Just about every problem afflicting the society has its genesis in the quality of family life, and every hurting adult I have met can usually trace their pain back to early childhood. Amidst the many and varied issues, the problem of early and casual sexual activity and single parenting stand out as two major contributors to familial instability in Jamaica.

Teenage pregnancy is as clear an indicator as any of a society’s developmental potential, or lack thereof. Since the last major family planning campaign of the 1980s, “Two is Better Than Too Many”, funded largely by the Dutch charity, the Van Leer Foundation, no serious and sustained effort has been made to focus on the issue. It was proved that the Van Leer initiative cut the birth rate by almost half at the time. It was a highly successful venture, but was not sustained in the same way after the Dutch entity discontinued its funding.

Two decades later the picture is much worse, and the expansion of services for teenage mothers is proof of that fact. It is not just that adolescents from the poorest classes in the society are having babies, it is also that the ages are getting lower and lower. Health workers at places like the Victoria Jubilee Hospital in Kingston say that it is now quite normal for them to be treating pregnant 12 year olds. On a visit to that institution two Christmases ago, my colleague and I were asked to pray with a

15-year-old whose baby had died at birth. The tears rolled down the teen’s face as we spoke to her. It pained our hearts to see her grieving the way she was over her dead baby.

In the “wheeling and dealing” with the International Monetary Fund, the government must insist that certain critical social programmes, including and especially support for family planning services, be maintained and strengthened. Having been down that disastrous and counter-productive road with the IMF before, it should be crystal clear that social stability cannot be bartered for debt repayment. It didn’t work under the first IMF agreement, and it won’t work now. Unplanned and unwanted children not only put undue pressure on the already stretched and fragile social apparatus – the situation contributes to the dynamics of crime and general social disorder that have a direct bearing on investment and productivity. In a scenario of chaos and anarchy, nobody benefits – not the IMF, not Jamaica.

The problem of single parenting is another key indicator of Jamaica’s family life crisis. With close to 80 per cent of children born out of wedlock, Jamaica’s statistics rank us as one of the highest countries per capita with that type of social dysfunction.

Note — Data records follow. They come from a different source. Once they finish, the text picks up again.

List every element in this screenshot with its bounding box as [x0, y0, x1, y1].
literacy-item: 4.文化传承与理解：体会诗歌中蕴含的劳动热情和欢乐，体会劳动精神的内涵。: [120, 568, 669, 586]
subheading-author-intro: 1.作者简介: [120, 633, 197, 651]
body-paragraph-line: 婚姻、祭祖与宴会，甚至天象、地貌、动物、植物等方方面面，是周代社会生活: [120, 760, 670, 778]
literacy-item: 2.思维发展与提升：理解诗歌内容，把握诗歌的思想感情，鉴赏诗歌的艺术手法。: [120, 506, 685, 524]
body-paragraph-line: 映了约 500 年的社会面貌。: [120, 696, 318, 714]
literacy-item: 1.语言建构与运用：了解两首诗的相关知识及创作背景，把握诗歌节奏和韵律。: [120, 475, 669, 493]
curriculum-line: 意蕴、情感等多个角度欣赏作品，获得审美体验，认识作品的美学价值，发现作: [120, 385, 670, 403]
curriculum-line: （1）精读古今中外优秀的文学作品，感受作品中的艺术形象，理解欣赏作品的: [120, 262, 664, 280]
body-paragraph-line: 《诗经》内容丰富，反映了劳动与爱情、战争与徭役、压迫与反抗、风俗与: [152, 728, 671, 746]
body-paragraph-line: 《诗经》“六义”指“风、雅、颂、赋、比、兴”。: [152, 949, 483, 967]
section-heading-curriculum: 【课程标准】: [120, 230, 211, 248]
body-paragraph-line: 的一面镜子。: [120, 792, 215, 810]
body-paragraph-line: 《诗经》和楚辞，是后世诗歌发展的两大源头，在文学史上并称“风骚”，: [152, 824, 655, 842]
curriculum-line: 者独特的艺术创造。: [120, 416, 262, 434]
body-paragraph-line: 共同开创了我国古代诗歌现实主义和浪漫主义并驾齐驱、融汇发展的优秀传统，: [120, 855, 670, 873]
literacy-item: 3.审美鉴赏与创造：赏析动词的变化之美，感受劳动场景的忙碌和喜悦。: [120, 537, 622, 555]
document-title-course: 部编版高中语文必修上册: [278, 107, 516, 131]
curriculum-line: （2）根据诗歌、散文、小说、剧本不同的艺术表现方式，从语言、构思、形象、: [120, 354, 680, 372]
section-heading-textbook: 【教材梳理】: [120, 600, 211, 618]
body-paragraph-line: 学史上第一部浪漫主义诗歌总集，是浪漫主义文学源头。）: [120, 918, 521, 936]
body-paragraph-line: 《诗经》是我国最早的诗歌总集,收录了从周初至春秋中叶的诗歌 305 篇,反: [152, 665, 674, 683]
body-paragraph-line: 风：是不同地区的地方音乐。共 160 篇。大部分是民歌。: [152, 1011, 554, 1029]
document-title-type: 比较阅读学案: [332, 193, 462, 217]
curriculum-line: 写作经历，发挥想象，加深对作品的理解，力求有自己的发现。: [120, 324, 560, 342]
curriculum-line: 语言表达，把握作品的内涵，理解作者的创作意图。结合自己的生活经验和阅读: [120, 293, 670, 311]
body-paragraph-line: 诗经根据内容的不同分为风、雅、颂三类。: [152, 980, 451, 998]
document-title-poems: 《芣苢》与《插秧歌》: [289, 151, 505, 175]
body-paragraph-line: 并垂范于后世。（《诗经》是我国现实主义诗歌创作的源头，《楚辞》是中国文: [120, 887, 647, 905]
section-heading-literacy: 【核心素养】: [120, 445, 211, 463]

The situation is untenable, and while many single parents continue to beat the odds in raising their children without fathers, the picture is far from ideal. Every expert will tell you that children need two parents who are an active and loving part of a child’s support system. Today’s environmental and social complexities make parenting increasingly difficult generally, let alone for those who are single parents. In fact, given what I describe as the “anti-child” climate that currently exists, children actually need more than two parents working on their behalf. They also need “mentors” – positive role models who can help them to navigate their life paths as well as being inspirers and friends.

The steady deterioration of family life is anathema to the proper functioning of any society, and Jamaica is no exception. The absence of strong nuclear families; the unavailability of extended family members; parental migration, and the “hustling to survive” street culture, among other serious social and economic factors, all combine to make family life difficult to establish and maintain.

However, there are ways to begin correcting the problem and reconstructing family life, starting, it seems to me, with the lawful registering of fathers’ names on the birth certificates of their children, and the provision of decent living conditions for families. Add to those a powerful and sustained public education campaign focused on family planning, teenage pregnancy and good parenting practices, and the results will bear fruit over time.

I’m afraid there are no quick fixes, but if the problem is tackled aggressively right now, our chances of reversing this serious trend would be significantly enhanced.